A family proved holidays can last forever after deciding to turn their staycation destination into their new home.
Melissa Kaplan, her husband and two daughters had been living in a flat in the Haymarket area of Edinburgh, but struggled with the lack of space during lockdown.
They fell in love with Pittenweem in Fife while on holiday in the East Neuk village – a 60-mile drive away – and made the move permanently in October 2020.

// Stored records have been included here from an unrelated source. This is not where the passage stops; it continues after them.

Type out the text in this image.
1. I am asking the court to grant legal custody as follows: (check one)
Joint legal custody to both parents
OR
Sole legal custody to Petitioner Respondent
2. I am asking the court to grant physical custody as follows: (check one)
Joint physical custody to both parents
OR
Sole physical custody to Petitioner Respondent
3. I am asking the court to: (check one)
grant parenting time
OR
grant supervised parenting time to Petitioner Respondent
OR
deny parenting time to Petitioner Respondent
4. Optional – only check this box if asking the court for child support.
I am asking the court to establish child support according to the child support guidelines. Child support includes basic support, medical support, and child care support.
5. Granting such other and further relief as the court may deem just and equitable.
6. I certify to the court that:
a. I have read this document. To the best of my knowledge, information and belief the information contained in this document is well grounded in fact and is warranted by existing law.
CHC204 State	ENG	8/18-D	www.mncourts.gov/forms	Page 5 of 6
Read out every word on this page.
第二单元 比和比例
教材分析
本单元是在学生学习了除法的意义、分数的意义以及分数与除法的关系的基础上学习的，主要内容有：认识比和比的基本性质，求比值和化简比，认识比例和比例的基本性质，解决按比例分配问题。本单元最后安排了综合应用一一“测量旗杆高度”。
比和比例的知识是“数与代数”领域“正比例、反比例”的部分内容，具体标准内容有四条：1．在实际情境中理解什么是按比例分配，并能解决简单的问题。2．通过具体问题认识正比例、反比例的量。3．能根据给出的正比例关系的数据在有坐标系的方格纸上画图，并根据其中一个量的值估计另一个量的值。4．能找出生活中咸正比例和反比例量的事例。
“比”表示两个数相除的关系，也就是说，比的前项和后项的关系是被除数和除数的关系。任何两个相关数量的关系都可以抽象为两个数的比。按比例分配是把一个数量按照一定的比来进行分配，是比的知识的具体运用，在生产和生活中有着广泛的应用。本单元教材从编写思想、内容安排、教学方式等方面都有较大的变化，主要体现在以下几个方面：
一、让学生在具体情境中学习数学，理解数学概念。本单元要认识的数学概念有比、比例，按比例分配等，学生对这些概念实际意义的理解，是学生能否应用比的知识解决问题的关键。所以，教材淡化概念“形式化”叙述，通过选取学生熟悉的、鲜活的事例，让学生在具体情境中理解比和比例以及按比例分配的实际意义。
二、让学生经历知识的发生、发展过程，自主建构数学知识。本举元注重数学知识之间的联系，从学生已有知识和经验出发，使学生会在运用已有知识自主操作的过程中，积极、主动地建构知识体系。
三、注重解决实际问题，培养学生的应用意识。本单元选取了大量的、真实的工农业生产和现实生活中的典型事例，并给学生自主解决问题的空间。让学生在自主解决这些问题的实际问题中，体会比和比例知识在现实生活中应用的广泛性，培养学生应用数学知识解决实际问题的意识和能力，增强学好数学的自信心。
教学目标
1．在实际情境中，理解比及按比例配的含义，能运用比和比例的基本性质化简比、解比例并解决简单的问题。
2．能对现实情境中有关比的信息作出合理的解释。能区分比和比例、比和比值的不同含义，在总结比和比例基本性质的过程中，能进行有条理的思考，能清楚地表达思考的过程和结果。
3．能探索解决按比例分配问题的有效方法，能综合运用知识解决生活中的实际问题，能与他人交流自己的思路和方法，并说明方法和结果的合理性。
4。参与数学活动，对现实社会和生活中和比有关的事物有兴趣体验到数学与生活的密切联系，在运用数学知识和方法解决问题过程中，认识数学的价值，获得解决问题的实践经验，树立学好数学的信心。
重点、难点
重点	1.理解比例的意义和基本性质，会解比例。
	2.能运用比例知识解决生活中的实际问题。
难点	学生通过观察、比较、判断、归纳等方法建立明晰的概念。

“We haven’t looked back, it’s been great,” Melissa said.
“Our two girls have really blossomed here, connecting with their natural environment.
“They climb all over the rock pools and we go hiking on the coastal path, swim in the tidal pools, so we’re outdoors way more than we used to be when we lived in town.”
A recent study by the National Infrastructure Commission found that demand for rural housing has significantly increased during the pandemic.
And having left Edinburgh behind them, the Kaplan family understand why so many other city dwellers want to pack their bags.
“In Edinburgh, we took advantage of the golf courses when they were closed during lockdown,” Melissa said.
“We rode our bikes on there – the girls both learned how to ride their bikes – and we used church yards, and climbed around Arthur’s Seat.
“So we found open spaces to play and run around, but it doesn’t really compare to what we have now.”
‘Life will return to cities’
Property expert Akhil Patel said economic recessions had previously prompted people to search for more space and a different lifestyle.
But he expects that, over time, many of those people will revert back to city living.
“Rents in city centres didn’t go up much last year and, in some cases, they came down and haven’t really started appreciating, partly because the demand is elsewhere,” he said.
“I don’t expect that to continue indefinitely because, of course, there’s the opportunity.
“Not everyone wants to live outside, they want to be where the action is and, as things open up, life will return to the centres of cities.”